Reacting violently to the thought of alcohol.
This was more than food poisoning or emotional turmoil.
But she wasn’t going to go there. It was too potentially huge even to contemplate. If there was one thing she knew for certain after last night it was that Achilles Lykaios was possibly the most family-averse person on the planet. And for very understandable reasons. He’d seen his entire family disappear right in front of him. The scars of that trauma were not scars he was willing to heal. And certainly not with a baby.
Sofie felt sick again and sat down on the closed toilet seat. She put her head between her legs until the nausea passed. And then she vowed not to think of it again. Because the universe could not be that cruel.
She’d already suffered the trauma of not having siblings and living with the weight of her parents’ sadness. Achilles had suffered an even more unspeakable trauma. Bringing a lone, illegitimate child into that equation was not an option, so maybe if she just ignored the ominous signs it would go away.
Achilles watched Sofie come back down the aisle of the plane. She was avoiding his eye. Something twisted in his chest. Did she want to be gone that badly? Even though she had said she cared for him?
But then in his world words were cheap. He’d been told dozens of times by lovers that they adored him and couldn’t live without him, only for them to turn and show their real feelings were far less than adoring when he called it quits.
Sofie hadn’t even said she adored him. She’d said she cared for him and, considering how considerate she was with everyone around her, from his housekeeper to the concierge of the hotel whom she’d hugged goodbye before promising to send him some Scottish shortbread, Achilles figured he might sit somewhere in her affections just above those two. She was just a caring person.

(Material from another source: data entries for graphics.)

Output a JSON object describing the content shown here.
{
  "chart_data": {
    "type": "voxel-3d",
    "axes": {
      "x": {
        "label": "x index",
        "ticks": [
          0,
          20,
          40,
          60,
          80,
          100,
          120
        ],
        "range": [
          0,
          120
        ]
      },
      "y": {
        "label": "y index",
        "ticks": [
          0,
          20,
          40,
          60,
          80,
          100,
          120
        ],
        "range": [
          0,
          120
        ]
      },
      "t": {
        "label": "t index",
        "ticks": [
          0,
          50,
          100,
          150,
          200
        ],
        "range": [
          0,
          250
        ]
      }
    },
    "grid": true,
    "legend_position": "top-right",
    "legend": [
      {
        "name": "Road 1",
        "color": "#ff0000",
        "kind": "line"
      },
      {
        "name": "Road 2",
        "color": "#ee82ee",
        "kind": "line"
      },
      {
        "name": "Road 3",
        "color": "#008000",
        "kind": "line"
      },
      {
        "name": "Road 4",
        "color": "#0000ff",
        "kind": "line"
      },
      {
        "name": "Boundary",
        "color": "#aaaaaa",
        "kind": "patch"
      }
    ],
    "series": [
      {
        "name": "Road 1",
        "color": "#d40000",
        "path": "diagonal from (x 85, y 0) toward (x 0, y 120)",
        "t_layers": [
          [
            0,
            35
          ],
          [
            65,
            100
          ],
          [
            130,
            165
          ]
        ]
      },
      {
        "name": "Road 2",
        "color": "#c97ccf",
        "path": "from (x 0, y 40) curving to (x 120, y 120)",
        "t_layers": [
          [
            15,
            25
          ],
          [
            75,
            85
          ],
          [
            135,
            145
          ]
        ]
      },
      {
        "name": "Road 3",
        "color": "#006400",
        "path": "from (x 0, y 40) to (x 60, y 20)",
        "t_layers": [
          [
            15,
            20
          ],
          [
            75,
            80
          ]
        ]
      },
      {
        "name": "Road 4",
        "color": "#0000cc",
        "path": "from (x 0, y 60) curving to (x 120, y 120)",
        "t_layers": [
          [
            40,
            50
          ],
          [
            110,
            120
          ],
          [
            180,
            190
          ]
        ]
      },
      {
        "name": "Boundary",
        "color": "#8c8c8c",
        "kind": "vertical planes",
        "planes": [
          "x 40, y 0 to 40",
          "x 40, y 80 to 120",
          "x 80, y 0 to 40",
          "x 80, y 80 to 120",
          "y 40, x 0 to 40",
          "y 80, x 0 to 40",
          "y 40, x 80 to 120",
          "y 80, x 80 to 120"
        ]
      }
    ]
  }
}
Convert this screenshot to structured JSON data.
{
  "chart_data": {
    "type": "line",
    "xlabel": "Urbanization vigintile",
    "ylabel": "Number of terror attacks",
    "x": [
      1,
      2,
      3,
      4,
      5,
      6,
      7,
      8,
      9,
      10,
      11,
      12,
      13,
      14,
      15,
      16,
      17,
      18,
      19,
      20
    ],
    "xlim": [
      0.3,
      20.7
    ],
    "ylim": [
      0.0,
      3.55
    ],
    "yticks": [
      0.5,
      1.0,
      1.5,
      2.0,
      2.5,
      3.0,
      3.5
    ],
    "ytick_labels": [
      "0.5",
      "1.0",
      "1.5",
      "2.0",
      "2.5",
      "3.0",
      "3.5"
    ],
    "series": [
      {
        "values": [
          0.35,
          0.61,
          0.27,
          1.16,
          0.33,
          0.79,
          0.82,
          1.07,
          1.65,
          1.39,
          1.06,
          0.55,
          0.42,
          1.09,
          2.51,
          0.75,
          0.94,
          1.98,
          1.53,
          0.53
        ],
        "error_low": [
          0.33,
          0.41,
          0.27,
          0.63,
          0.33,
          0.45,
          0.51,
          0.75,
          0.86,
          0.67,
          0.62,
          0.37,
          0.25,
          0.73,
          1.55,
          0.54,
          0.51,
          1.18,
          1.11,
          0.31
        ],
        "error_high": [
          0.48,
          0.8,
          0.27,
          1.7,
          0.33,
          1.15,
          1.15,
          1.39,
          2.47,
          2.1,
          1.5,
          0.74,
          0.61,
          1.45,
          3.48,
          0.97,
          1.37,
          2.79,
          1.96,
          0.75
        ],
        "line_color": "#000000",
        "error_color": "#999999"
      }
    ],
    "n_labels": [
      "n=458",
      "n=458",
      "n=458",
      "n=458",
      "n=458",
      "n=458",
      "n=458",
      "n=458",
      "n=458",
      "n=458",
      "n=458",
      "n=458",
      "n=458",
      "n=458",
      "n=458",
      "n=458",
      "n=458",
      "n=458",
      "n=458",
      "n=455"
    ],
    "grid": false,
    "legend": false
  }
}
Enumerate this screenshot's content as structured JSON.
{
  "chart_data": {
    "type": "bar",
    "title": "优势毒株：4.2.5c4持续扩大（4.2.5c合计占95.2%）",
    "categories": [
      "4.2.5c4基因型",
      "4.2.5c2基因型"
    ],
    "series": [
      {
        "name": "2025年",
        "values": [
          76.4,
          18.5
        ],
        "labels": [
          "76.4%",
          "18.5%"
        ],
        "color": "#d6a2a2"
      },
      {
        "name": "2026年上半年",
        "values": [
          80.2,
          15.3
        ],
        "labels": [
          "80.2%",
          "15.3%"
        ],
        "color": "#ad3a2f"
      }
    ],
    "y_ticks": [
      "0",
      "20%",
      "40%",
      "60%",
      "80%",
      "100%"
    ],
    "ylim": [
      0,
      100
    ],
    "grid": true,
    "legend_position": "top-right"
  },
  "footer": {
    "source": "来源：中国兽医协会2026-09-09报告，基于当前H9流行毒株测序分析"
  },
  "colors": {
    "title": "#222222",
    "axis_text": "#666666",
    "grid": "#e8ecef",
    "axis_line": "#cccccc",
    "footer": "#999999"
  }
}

She sat down in her seat and Achilles couldn’t stop his gaze straying to her silky-smooth bare legs. She was wearing a button-down silk shirt dress with a belt around her waist. Gladiator style sandals.
His fingers itched to slip off the belt and undo those buttons, baring her soft curves to his gaze. He could pull across the privacy curtain and have her straddle his lap, draw her mouth down to his and kiss her while he released his aching—
Enough. He looked away and cursed his lack of control. He needed her for one thing now—to consolidate his improved image. That was all. He had more control than this.